When the family - the director or other cast and crew - disobey their demands, they are reined in (when Anne doesn't play their game, they punish George) and Peter and Paul get everything their own way (remote control scene)

Basically it's more of Haneke attacking mindless blockbuster filmmaking.

Those are just a few examples, though there will inevitably be more that could apply. Thoughts?

reply

I don't think that villainous movie executives are the correct analogues here. It's more than that. Haneke is addressing the very structure of storytelling. The pacing of plot developments, the set ups, the turns... he's still using the same mechanics, he's just addressing them at the same time.

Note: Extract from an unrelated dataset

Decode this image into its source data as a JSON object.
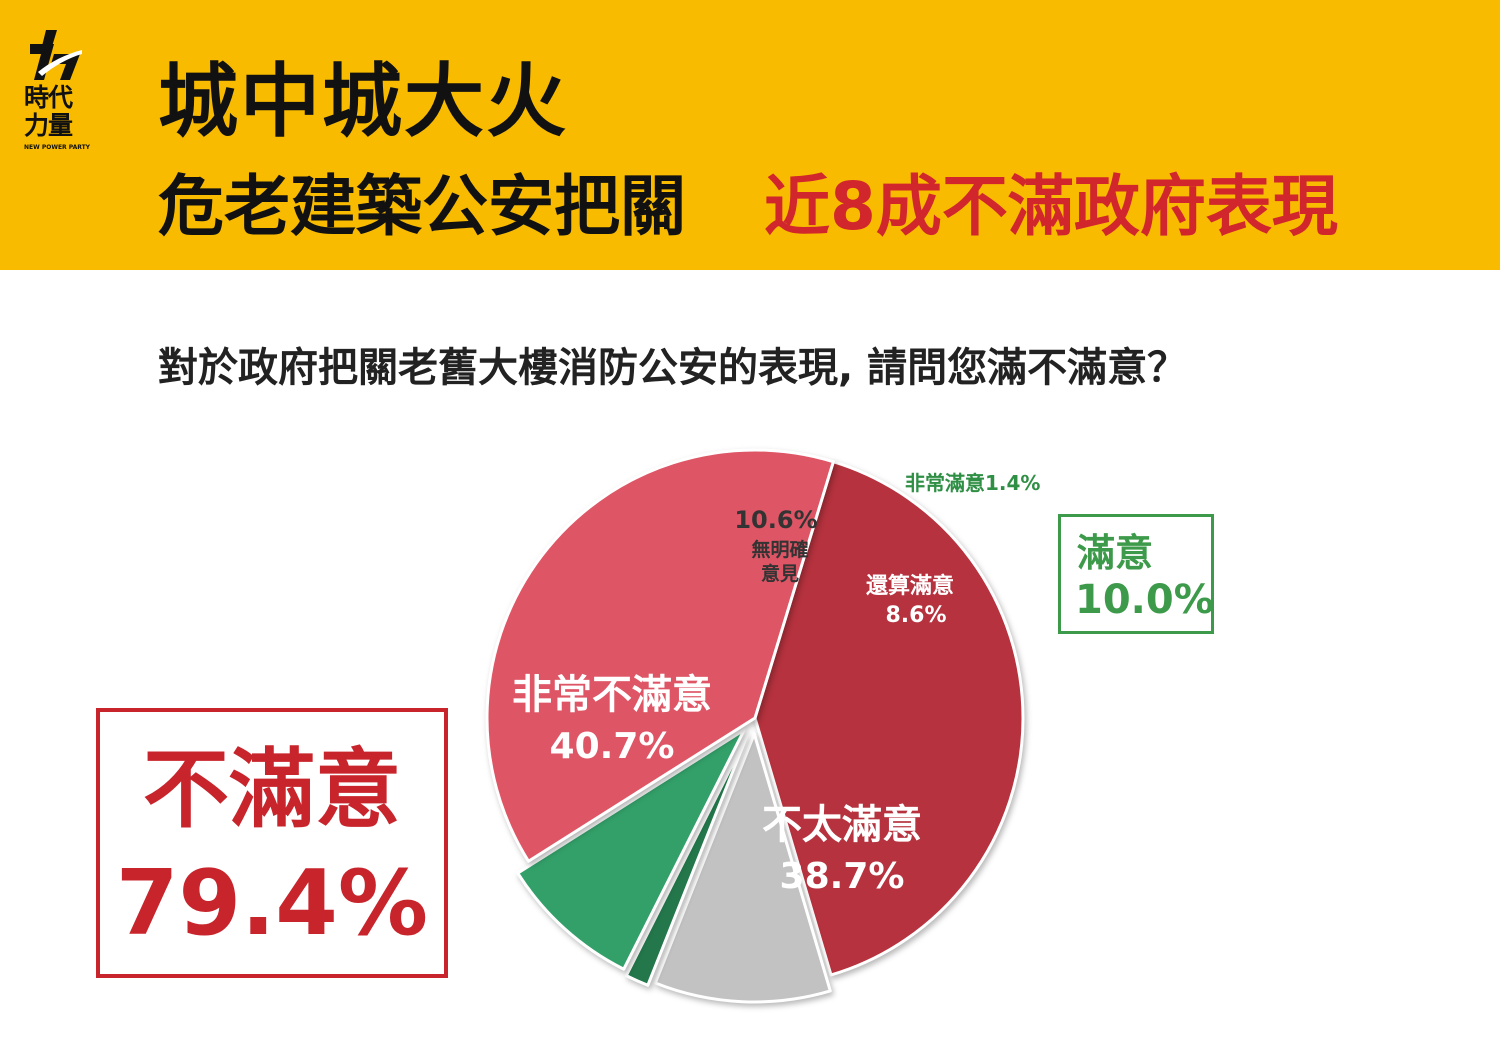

If Haneke is making a moral stance on anything, it isn't on the bloodlust of audiences (even if he says so); it's on the very conventions of storytelling themselves and how we've come to respond to them. That's what makes Funny Games so compelling. It's that it manages to balance the true impact of the film's events while at the same time revealing the inherent fabrication of story. This is the very tension the success of the film is based upon.

reply

If Haneke is making a moral stance on anything, it isn't on the bloodlust of audiences (even if he says so)


are you saying that Haneke was lying when he said that, or are you saying that, although that's what he was striving for, he failed at it?

reply

[deleted]

gotcha.. thank you for the clarification :) i hadn't seen it that way - i thought he was simply making a point about society's desire for violence in our entertainment and he just so happened to be a master storyteller - but this is the only film of his that i've seen, so it's difficult for me to tell. you may be quite right!

reply

Ooh no, I'm not saying he failed at it. I can see where I expressed that. Perhaps I should have said that Haneke's stance on the conventions of storytelling and our response to them is more important than his moral stance on bloodlust... at least to me. The violence is there, but honestly it's about tension. It only works because he tells a perfectly paced plot with characters that directly address the conventions of storytelling. It's about that as much as it is about violence... maybe even more so.

I think there's been a rape up there!

reply

[deleted]

The choice of names is interesting too, in the sense of robbing Peter to pay Paul.

reply

Or, now you bring it up, in a religious fashion which on reflection would seem to make more sense.